You’ve got this great client. Let’s call her Jane. You’ve been working together for years, and you think the relationship is pretty rock solid. One day Jane calls you out of the blue and says ‘Look, we’ve enjoyed working with you all these years but times are tough. We’re gonna need you to give us a 20% discount going forward please.”
How do you react? Should you give her the discount to make sure you retain her business, in the hope that times will get better and you can put the price back up? Or should you say ‘No’ and risk losing Jane’s business for good?
Being asked for discounts seems to be a trend that’s on the rise – and in my world, that’s symptomatic of the types of relationships we have with our clients. If your client is coming to you and asking for a discount, it tells me that you don’t have a trusted, partner relationship with them. You have either a social, technical or ad-hoc relationship with them – which is making you a commodity that can be discounted.
Don’t get me wrong – I understand the pressure as a small business owner to make sales and keep working coming in the door. I understand why people think cheaper work is better than no work. But the trouble is that it’s a race to the bottom.
When you offer a discount, you’re not actually offering a discount, you’re setting a new, lower price point in the market.
It might be a low price point for your product or service specifically, but it might also be a low price-point across the industry. It’s a very dangerous strategy.
Here’s what I recommend you do when asked for a discount, or when you’re feeling pressure to ‘buy’ some work:
- Make sure you have a long term strategy (say three years) around your pricing and profitability. This should detail your pricing for different offerings, different clients, and different situations such as when you are prepared to compromise revenue for brand positioning or something similar. Every time you think about discounting – refer back to this so you’re not reacting in the moment.
- Stick to your main price on your main offering and on this one occasion offer them something free. It’s a one-off freebie, and that is a very different position in the market than offering a discount. The net position is the same, but your client sees that ‘x’ is the true price for the main item and you’re giving them something else for thing free on this one occasion. This is a very, very different position.

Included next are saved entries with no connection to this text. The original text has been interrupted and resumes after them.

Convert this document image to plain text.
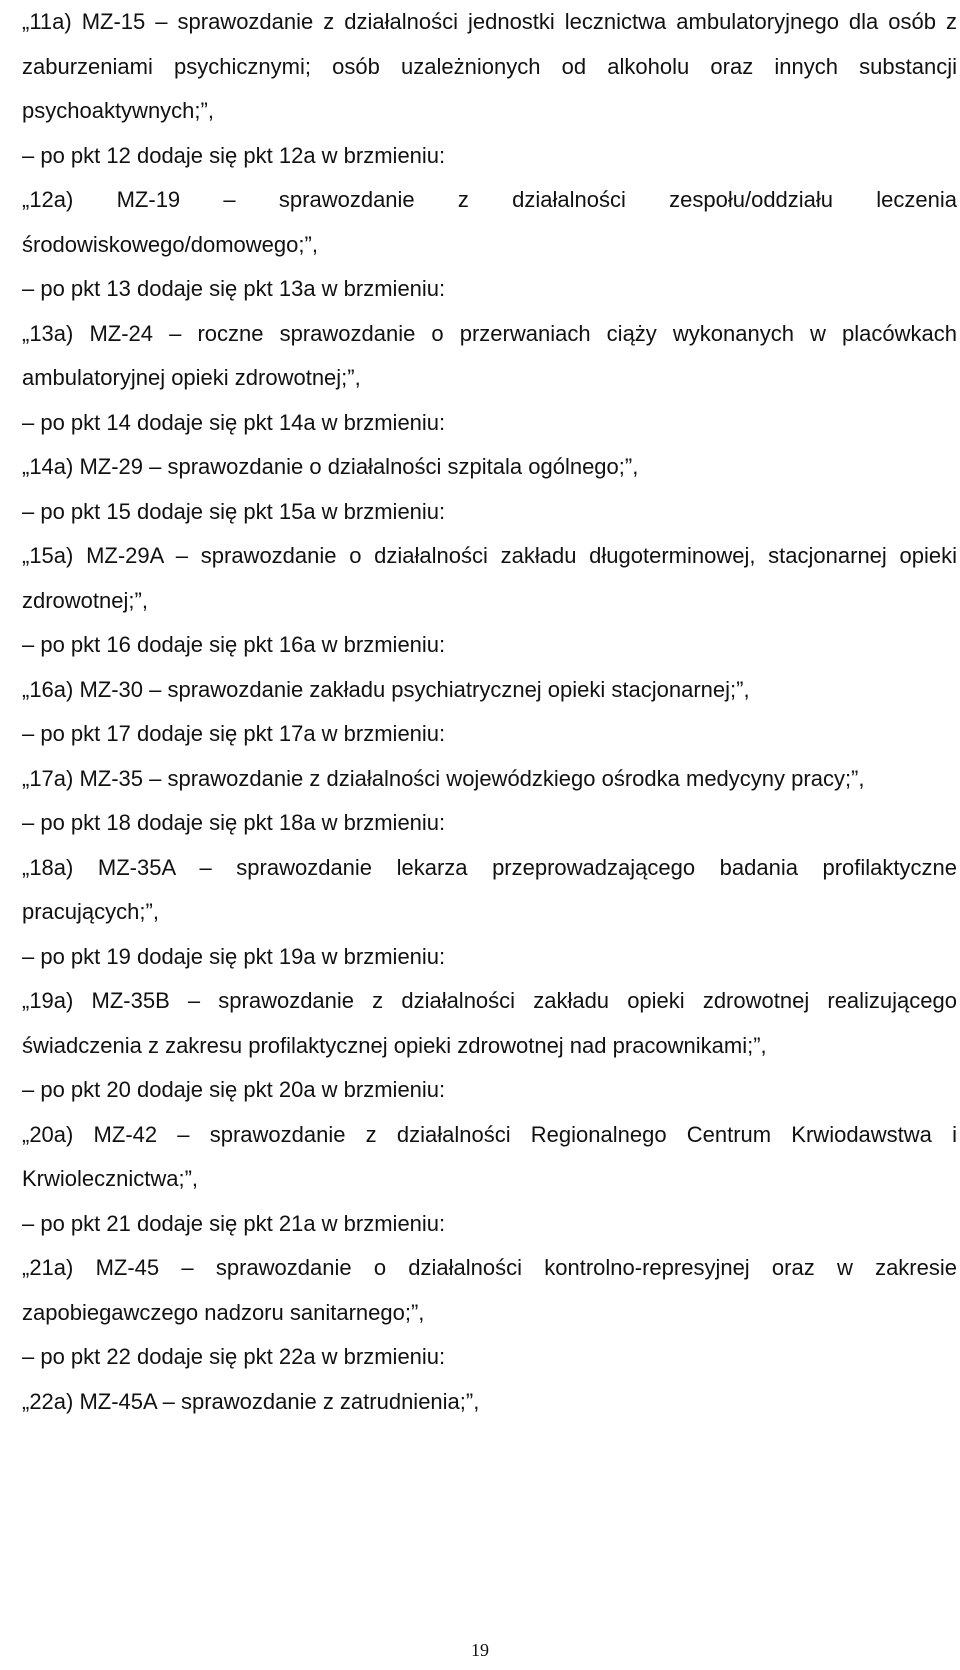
„11a) MZ-15 – sprawozdanie z działalności jednostki lecznictwa ambulatoryjnego dla osób z zaburzeniami psychicznymi; osób uzależnionych od alkoholu oraz innych substancji psychoaktywnych;”,

– po pkt 12 dodaje się pkt 12a w brzmieniu:

„12a) MZ-19 – sprawozdanie z działalności zespołu/oddziału leczenia środowiskowego/domowego;”,

– po pkt 13 dodaje się pkt 13a w brzmieniu:

„13a) MZ-24 – roczne sprawozdanie o przerwaniach ciąży wykonanych w placówkach ambulatoryjnej opieki zdrowotnej;”,

– po pkt 14 dodaje się pkt 14a w brzmieniu:

„14a) MZ-29 – sprawozdanie o działalności szpitala ogólnego;”,

– po pkt 15 dodaje się pkt 15a w brzmieniu:

„15a) MZ-29A – sprawozdanie o działalności zakładu długoterminowej, stacjonarnej opieki zdrowotnej;”,

– po pkt 16 dodaje się pkt 16a w brzmieniu:

„16a) MZ-30 – sprawozdanie zakładu psychiatrycznej opieki stacjonarnej;”,

– po pkt 17 dodaje się pkt 17a w brzmieniu:

„17a) MZ-35 – sprawozdanie z działalności wojewódzkiego ośrodka medycyny pracy;”,

– po pkt 18 dodaje się pkt 18a w brzmieniu:

„18a) MZ-35A – sprawozdanie lekarza przeprowadzającego badania profilaktyczne pracujących;”,

– po pkt 19 dodaje się pkt 19a w brzmieniu:

„19a) MZ-35B – sprawozdanie z działalności zakładu opieki zdrowotnej realizującego świadczenia z zakresu profilaktycznej opieki zdrowotnej nad pracownikami;”,

– po pkt 20 dodaje się pkt 20a w brzmieniu:

„20a) MZ-42 – sprawozdanie z działalności Regionalnego Centrum Krwiodawstwa i Krwiolecznictwa;”,

– po pkt 21 dodaje się pkt 21a w brzmieniu:

„21a) MZ-45 – sprawozdanie o działalności kontrolno-represyjnej oraz w zakresie zapobiegawczego nadzoru sanitarnego;”,

– po pkt 22 dodaje się pkt 22a w brzmieniu:

„22a) MZ-45A – sprawozdanie z zatrudnienia;”,

19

- Once you’ve done this, sit down and run a strategy session on your client – about how you’re going to shift your relationship to a partner relationship.
In trusted partner relationships, clients don’t ask you for discounts. If they’re faced with financial pressures, the conversation they’ll have with you is more along the lines of “Times are tough. Can we talk about how we might be able to come up with a solution together to lower or offset some of our costs, or save some money?”
That’s a big difference to being asked for a discount.
What do you do when asked for a discount?